I hate to pick on Pat Buchanan since, whatever his other flaws, he’s been an early and consistent opponent of the Iraq war and the broader “maximalist” view of the “war on terror.” Still, there seems to be a persistent confusion running through his recent writings that bears on the present troubles.
In his latest book, as well as his magazine, Buchanan has peddled the conceit that the conservative movement of Reagan and Goldwater has been “hijacked” by nefarious neo-conservatives who want to send America on a delusional messianic crusade to impose freedom and democracy on the world. By contrast, Buchanan wants the USA to return to what he argues is the traditional foreign policy of the fouders – non-interventionism (a.k.a. “isolationism”).
What he often seems to do though, is to conflate Goldwaterism/Reaganism with the isolationist “Old Right” that flourished in the years between the world wars. In arguing that the necons have hijacked the movement, he implies that they represent a radical departure from the tradition of Goldwater and Reagan. But I think by anyone’s reckoning Goldwater and Reagan were far more interventionist than isolationist, and this has been true of the post-World War II conservative movement as a whole.
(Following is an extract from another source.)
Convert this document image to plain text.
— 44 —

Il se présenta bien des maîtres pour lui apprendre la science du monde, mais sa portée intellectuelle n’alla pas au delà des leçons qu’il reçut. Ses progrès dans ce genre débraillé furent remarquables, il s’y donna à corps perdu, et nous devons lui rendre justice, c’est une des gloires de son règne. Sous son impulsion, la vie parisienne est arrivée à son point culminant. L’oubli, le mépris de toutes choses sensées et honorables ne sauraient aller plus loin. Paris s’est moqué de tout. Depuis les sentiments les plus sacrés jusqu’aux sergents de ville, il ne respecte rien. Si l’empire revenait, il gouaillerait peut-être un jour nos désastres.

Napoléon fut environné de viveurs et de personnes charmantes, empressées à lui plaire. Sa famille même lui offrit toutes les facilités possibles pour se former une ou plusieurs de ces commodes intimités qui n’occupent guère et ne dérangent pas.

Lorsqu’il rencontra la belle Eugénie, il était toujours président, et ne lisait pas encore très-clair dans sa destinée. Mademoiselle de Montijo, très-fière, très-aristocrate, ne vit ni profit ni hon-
It was founded on the twin pillars of scaling back the state at home and defeating communism abroad. Non-interventionists either broke with the movement, or kept their views on foreign policy to themselves during the Cold War (for an excellent discussion of the various factions within the postwar conservative movement, see George Nash’s The Conservative Intellectual Movement in America).
To the extent that one accepts the logic of the Old Right – that domestic statism and foreign interventionism are simply two sides of the same coin – the conservatism of Goldwater and Reagan can only seem contradictory. The neoconservatives that Buchanan deplores have resolved the contradiction by making their peace with big government at home in exchange for aggressive government action abroad.
John Henry Newman once said that Protestantism was nothing but a halfway house between Roman Catholicism and liberalism. It may be that Goldwater-Reaganism holds the same place between the Old Right and the neoconservatism, and that Buchanan is trying to take up residence in that lonely halfway house.